I make coffee because heat matters and because the act of boiling water slows my hands. Steam curls against the windowpane that looks out over the dark clearing. The forest looks back the way it always does out here, with the patient attention of something that has been here longer than I have and will stay after I am gone. I watch the tree line the way I always do when there is trouble under it, measuring angles and sight lines, thinking about what can move where and how fast.

“Tell me what you saw in his eyes,” Wren says. “When he looked at me.”

I turn from the window. “He thought you were leverage. That is good news. If you were only a target to him, he would have kept his eyes dead. Men who run on contract learn where not to look.”

She absorbs that without flinching. “But if the contract is real.”

“It is real,” I say.

“What would you do if it were you,” she asks. “If you were me.”

“Exactly this,” I say. “I would move into a hard point with someone who knows how to build a perimeter and I would pick the ground for the next fight.”

She nods. The kettle clicks off and I pour the water. We drink without speaking for a minute, and my body uses the heat the way a cold engine uses fuel.

“You are shaking,” I say after a while. Not accusation. Not pity. Observation.

“I am angry,” she says.

“Both can be true,” I say.

She sets the mug down carefully. “I am not used to handing over control.”

“I know,” I say. “You do not have to hand it over. You only have to share it.”

“That is worse,” she mutters. But her tone has changed. Less serrated, more tired around the edges. She blows out a slow breath and looks past me to the window. “How long do you think we have.”

“Until sunrise,” I say. “If they don’t know we moved him, they may try again before daylight. If they do, they’ll wait and look for a pattern.”

“So no sleep,” she says.

“Not for me. You take the bed. I’ll keep watch.”

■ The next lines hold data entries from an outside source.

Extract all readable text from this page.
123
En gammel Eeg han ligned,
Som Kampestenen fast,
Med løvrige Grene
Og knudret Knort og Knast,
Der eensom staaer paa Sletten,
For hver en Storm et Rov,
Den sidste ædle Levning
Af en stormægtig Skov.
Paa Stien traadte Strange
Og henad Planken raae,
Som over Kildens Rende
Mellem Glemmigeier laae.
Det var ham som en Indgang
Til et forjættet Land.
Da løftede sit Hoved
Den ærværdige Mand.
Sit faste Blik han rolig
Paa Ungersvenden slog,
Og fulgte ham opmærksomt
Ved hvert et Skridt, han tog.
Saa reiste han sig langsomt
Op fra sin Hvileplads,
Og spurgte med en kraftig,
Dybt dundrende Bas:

She pauses at the doorway and says, “There was a GoFundMe after Mason died. It raised more than anyone expected.” The words scratch my throat. “His in-laws had money before that, old timber money from the Lower 48, and there was money from the life insurance. I guess I never thought about what money can do when the people who have it are hurt and angry.”

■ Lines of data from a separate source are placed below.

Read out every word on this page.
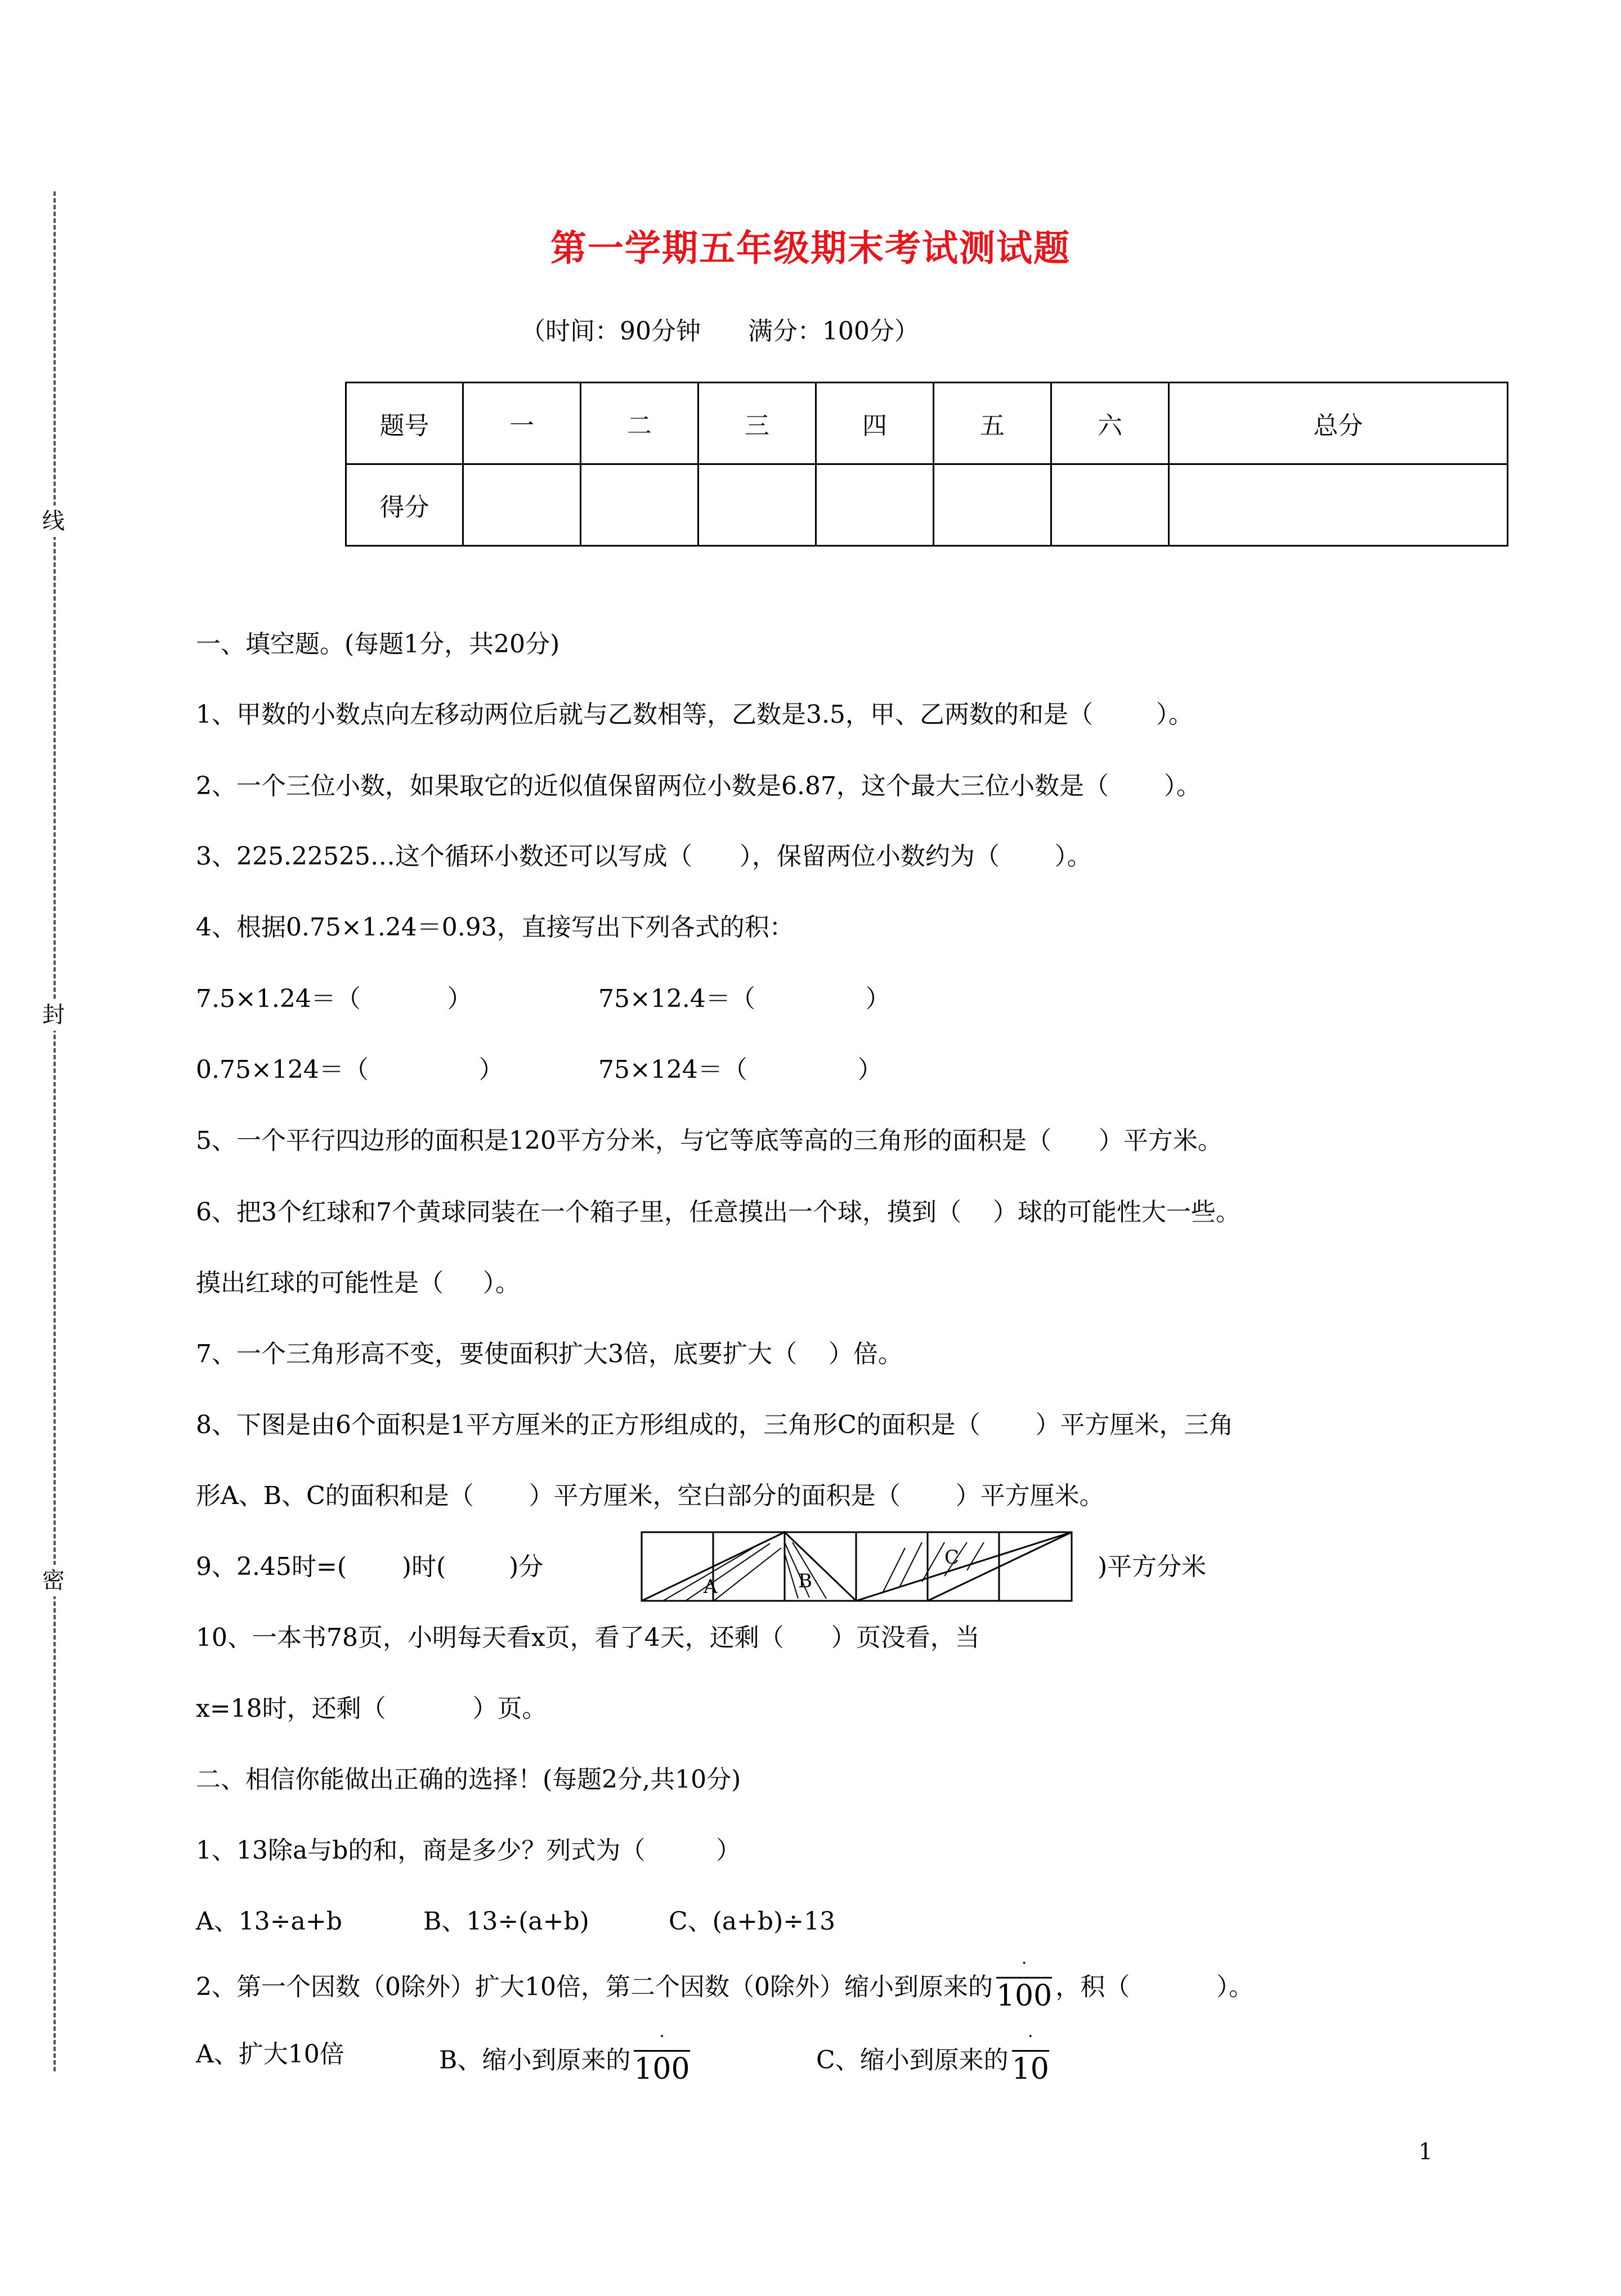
线
封
密
第一学期五年级期末考试测试题
（时间：90分钟      满分：100分）
题号	一	二	三	四	五	六	总分
得分							
一、填空题。(每题1分，共20分)
1、甲数的小数点向左移动两位后就与乙数相等，乙数是3.5，甲、乙两数的和是（        ）。
2、一个三位小数，如果取它的近似值保留两位小数是6.87，这个最大三位小数是（       ）。
3、225.22525…这个循环小数还可以写成（      ），保留两位小数约为（       ）。
4、根据0.75×1.24＝0.93，直接写出下列各式的积：
7.5×1.24＝（           ）	75×12.4＝（              ）
0.75×124＝（              ）	75×124＝（              ）
5、一个平行四边形的面积是120平方分米，与它等底等高的三角形的面积是（      ）平方米。
6、把3个红球和7个黄球同装在一个箱子里，任意摸出一个球，摸到（    ）球的可能性大一些。
摸出红球的可能性是（     ）。
7、一个三角形高不变，要使面积扩大3倍，底要扩大（    ）倍。
8、下图是由6个面积是1平方厘米的正方形组成的，三角形C的面积是（       ）平方厘米，三角
形A、B、C的面积和是（       ）平方厘米，空白部分的面积是（       ）平方厘米。
9、2.45时=(       )时(        )分	)平方分米
A	B
C
10、一本书78页，小明每天看x页，看了4天，还剩（      ）页没看，当
x=18时，还剩（           ）页。
二、相信你能做出正确的选择！(每题2分,共10分)
1、13除a与b的和，商是多少？列式为（         ）
A、13÷a+b	B、13÷(a+b)	C、(a+b)÷13
2、第一个因数（0除外）扩大10倍，第二个因数（0除外）缩小到原来的 $\frac{˙}{100}$ ，积（           ）。
A、扩大10倍	B、缩小到原来的 $\frac{˙}{100}$	C、缩小到原来的 $\frac{˙}{10}$
1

I kill the overhead light, leave the lamp on the lowest setting, and stand where I can see both the front door and the window without being seen from the outside. I run through the list in my head. Motion sensor. Back latch. Secondary lock at the mudroom. Trip line across the woodpile. Angles to the shed. Zeke will be back in Glacier Hollow in under an hour and the prisoner will be inside a box that even men with knives in theirsocks cannot open. Good. Not enough. I draw in a slow breath and let it out, and when the edges of the room stop whispering I know I have set the shape of the night.

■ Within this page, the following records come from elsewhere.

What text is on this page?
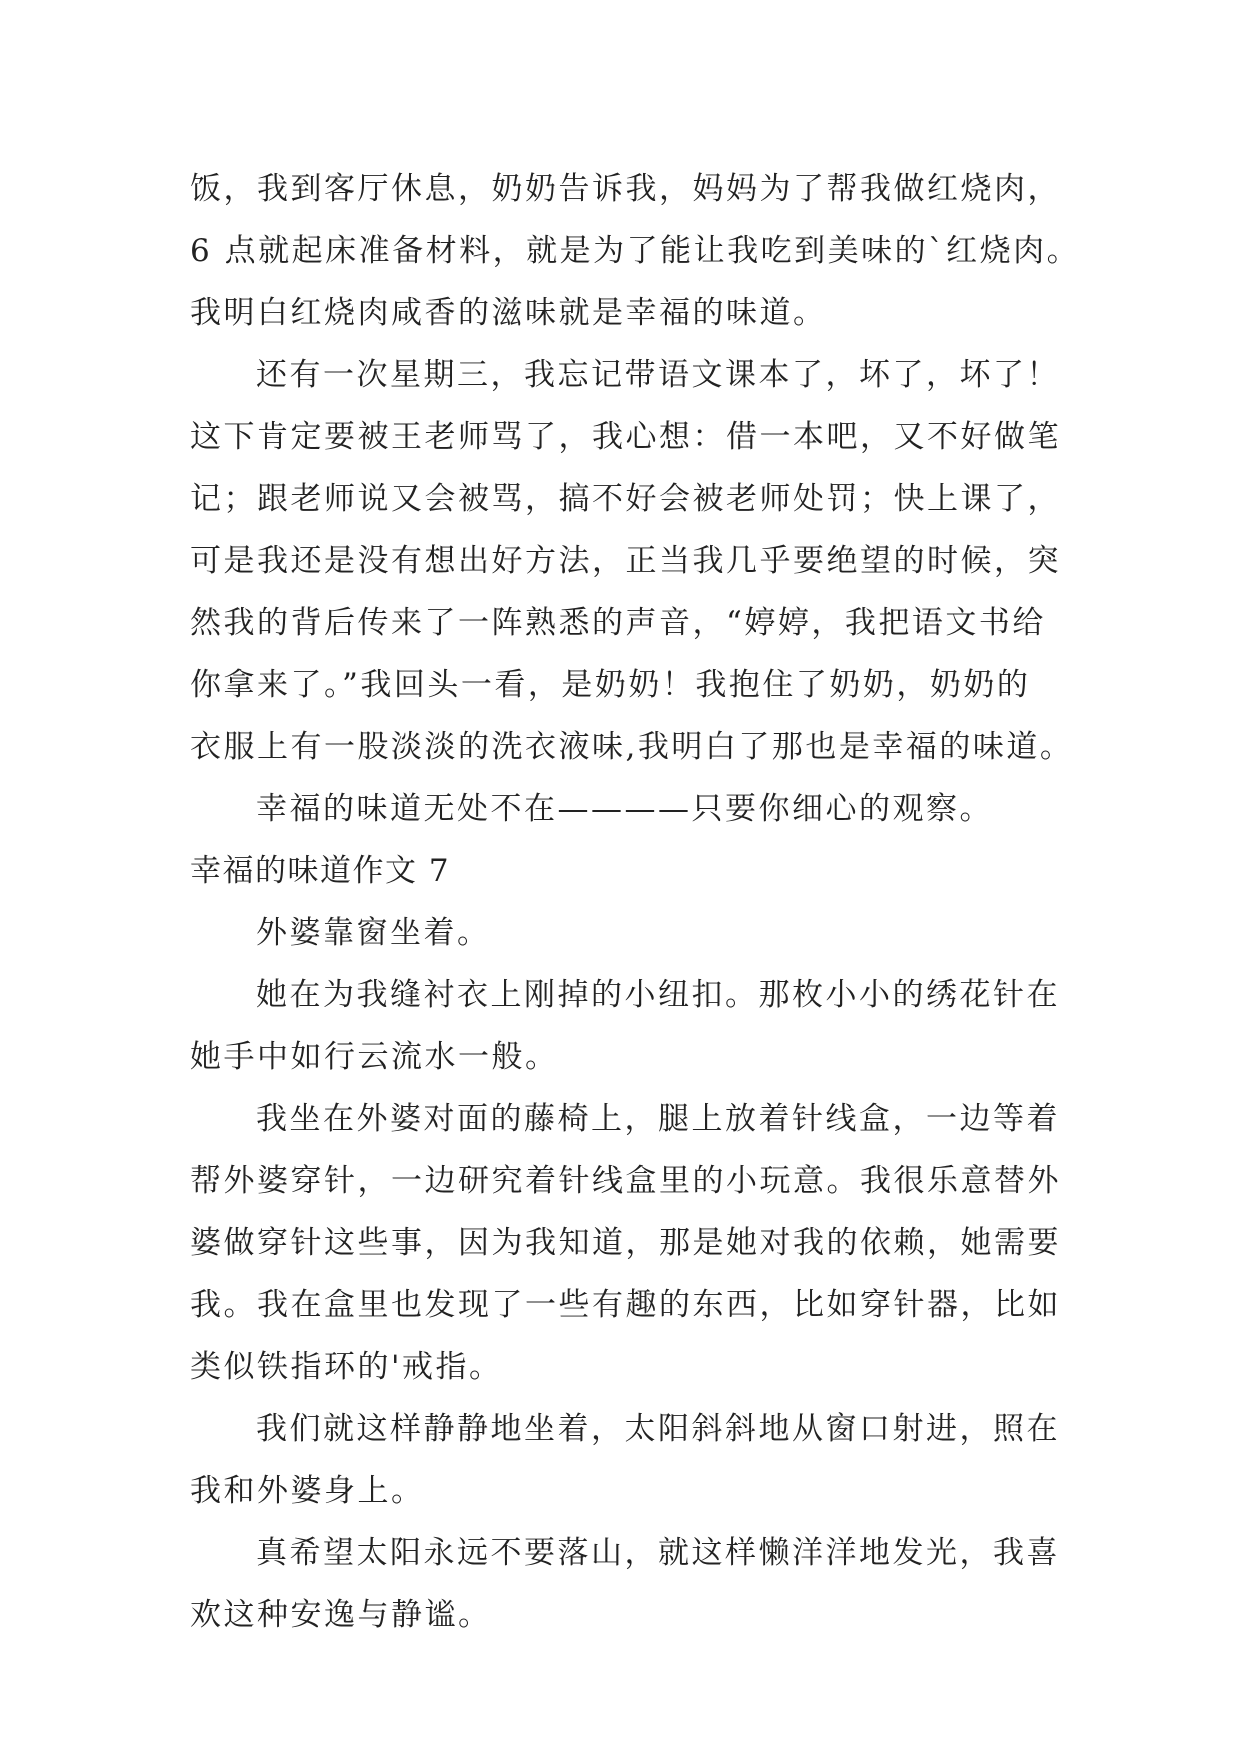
饭，我到客厅休息，奶奶告诉我，妈妈为了帮我做红烧肉，
6 点就起床准备材料，就是为了能让我吃到美味的`红烧肉。
我明白红烧肉咸香的滋味就是幸福的味道。
还有一次星期三，我忘记带语文课本了，坏了，坏了！
这下肯定要被王老师骂了，我心想：借一本吧，又不好做笔
记；跟老师说又会被骂，搞不好会被老师处罚；快上课了，
可是我还是没有想出好方法，正当我几乎要绝望的时候，突
然我的背后传来了一阵熟悉的声音，“婷婷，我把语文书给
你拿来了。”我回头一看，是奶奶！我抱住了奶奶，奶奶的
衣服上有一股淡淡的洗衣液味,我明白了那也是幸福的味道。
幸福的味道无处不在————只要你细心的观察。
幸福的味道作文 7
外婆靠窗坐着。
她在为我缝衬衣上刚掉的小纽扣。那枚小小的绣花针在
她手中如行云流水一般。
我坐在外婆对面的藤椅上，腿上放着针线盒，一边等着
帮外婆穿针，一边研究着针线盒里的小玩意。我很乐意替外
婆做穿针这些事，因为我知道，那是她对我的依赖，她需要
我。我在盒里也发现了一些有趣的东西，比如穿针器，比如
类似铁指环的'戒指。
我们就这样静静地坐着，太阳斜斜地从窗口射进，照在
我和外婆身上。
真希望太阳永远不要落山，就这样懒洋洋地发光，我喜
欢这种安逸与静谧。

When I finally lower into the chair, the wood creaks and then remembers me. The heater ticks. The wind carries a few grains of ice against the window and they whisper down the glass on the outside. Somewhere beyond the line of spruce, a branch cracks and then drops snow. I wait for the echo that means weight on the ground. It does not come. The night settles to its work.

Behind the half-closed door, Wren turns over once. The sound is small and it hits me harder than the rotor wash did. I sit there with my hands loose and my brain hot and think about the milk crate in the shed and the way the prisoner’s eyes slid toward Wren like gravity. I think about who paid him to point those eyes in our direction. I think about what it costs to put that much money into motion and how much more it will cost to stop it.

It is a fight I understand. Money against distance. Patience against pride. Reach against terrain. The first move landed here, in our clearing, because they thought we were soft. They were wrong.